Wednesday, October 2, 2019

Recession Fears

The ISM number coming in at 47.8, below 50 for the 2nd straight month, was enough to fan the flames of recession fears and cause a 40 point drop in SPX yesterday.  The bond  market has a PhD in providing a leading forecast of future economic numbers.  The big drop in yields in August was a clear warning sign that the economic data for the next few months were going to come in weak.  That has happened as the August jobs number and ISM index were well below consensus, along with a bunch of other global PMIs.  That has continued with yesterday's weak ISM number.   Below are historical ISM charts.  We are back to late 2012 and late 2015 levels.
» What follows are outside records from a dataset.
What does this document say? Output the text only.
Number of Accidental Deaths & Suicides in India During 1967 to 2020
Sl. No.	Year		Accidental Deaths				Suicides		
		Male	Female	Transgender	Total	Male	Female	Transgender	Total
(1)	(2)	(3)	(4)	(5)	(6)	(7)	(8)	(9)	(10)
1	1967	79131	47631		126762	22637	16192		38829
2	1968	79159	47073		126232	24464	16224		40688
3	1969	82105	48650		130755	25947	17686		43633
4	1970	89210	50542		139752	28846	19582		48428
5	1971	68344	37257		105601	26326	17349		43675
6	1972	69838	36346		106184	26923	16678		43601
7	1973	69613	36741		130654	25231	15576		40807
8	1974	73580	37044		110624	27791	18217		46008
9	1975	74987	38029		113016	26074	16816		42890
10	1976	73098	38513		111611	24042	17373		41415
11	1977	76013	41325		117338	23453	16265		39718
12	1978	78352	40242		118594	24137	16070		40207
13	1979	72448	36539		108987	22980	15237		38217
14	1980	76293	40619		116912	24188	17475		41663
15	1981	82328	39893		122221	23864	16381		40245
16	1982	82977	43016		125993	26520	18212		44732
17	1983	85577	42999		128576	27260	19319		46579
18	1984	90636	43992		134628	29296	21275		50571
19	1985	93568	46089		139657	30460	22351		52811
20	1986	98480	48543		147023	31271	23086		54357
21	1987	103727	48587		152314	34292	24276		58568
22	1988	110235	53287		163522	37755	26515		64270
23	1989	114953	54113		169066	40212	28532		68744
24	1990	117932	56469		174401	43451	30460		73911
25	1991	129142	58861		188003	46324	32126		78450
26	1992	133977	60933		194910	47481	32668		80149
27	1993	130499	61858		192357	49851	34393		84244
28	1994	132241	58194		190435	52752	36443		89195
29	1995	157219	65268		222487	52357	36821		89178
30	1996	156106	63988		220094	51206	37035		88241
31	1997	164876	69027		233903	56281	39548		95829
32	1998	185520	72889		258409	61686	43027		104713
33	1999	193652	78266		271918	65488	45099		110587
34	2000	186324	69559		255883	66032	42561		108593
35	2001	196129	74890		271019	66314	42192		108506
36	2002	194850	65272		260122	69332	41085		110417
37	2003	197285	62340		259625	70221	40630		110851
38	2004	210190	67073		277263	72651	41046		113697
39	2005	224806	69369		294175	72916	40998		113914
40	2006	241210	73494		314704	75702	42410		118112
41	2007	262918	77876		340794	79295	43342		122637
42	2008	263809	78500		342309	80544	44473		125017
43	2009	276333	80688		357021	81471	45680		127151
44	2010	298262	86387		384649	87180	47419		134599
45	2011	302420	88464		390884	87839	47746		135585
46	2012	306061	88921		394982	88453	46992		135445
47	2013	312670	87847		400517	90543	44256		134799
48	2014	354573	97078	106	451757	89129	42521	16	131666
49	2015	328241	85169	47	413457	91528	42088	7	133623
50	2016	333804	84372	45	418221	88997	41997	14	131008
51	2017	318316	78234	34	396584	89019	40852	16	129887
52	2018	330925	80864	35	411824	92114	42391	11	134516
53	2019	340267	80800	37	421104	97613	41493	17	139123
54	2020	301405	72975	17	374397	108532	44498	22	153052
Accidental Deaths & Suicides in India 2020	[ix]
Another factor is the October effect.  The fear of October itself is enough to make investors sell at the slightest bit of bad news.  Especially after last October's brutal selloff, they aren't taking any chances and are playing it safe, selling first, and waiting it out.  It doesn't help that the US China trade talks are happening next week, and most are expecting a disappoint result.  

I am getting flashbacks to late August, when the trade war headlines were so negative, and it felt like a slam dunk to short any rallies, towards SPX 2930.  Once again, we have the negative trade war headlines, and now weak economic data on top of that.  It feels like another obvious time to short.  The trading gut tells me that now at SPX 2925, it is actually more dangerous to be short here than be long.  It doesn't make me want to be long, especially with the stock buyback blackout period lasting for the next few weeks, but it makes me cautious to play the short side.  

Not many are thinking about bullish catalysts, but here a few that I am thinking of:

1.  A truce and a can kick on further China tariffs after next week's US/China trade talks.  Trump seems more desperate to save the stock market, even lying back in late August about having talks with China to boost stocks after they took a dive on more tariffs.

2.  A more dovish Fed that starts QE4 lite to fix the repo market, and probably another 25 bps cut at the October 30th meeting, could ignite sidelined cash into stocks, especially with buyback blackout period ending at that time.  

3.  Germany announcing a fiscal stimulus package as it is becoming quite obvious with the latest Germany PMI that Germany is in a recession.  

Right now, I don't want to go long until I see extreme fear, and we aren't even close, and I don't think it will happen this October.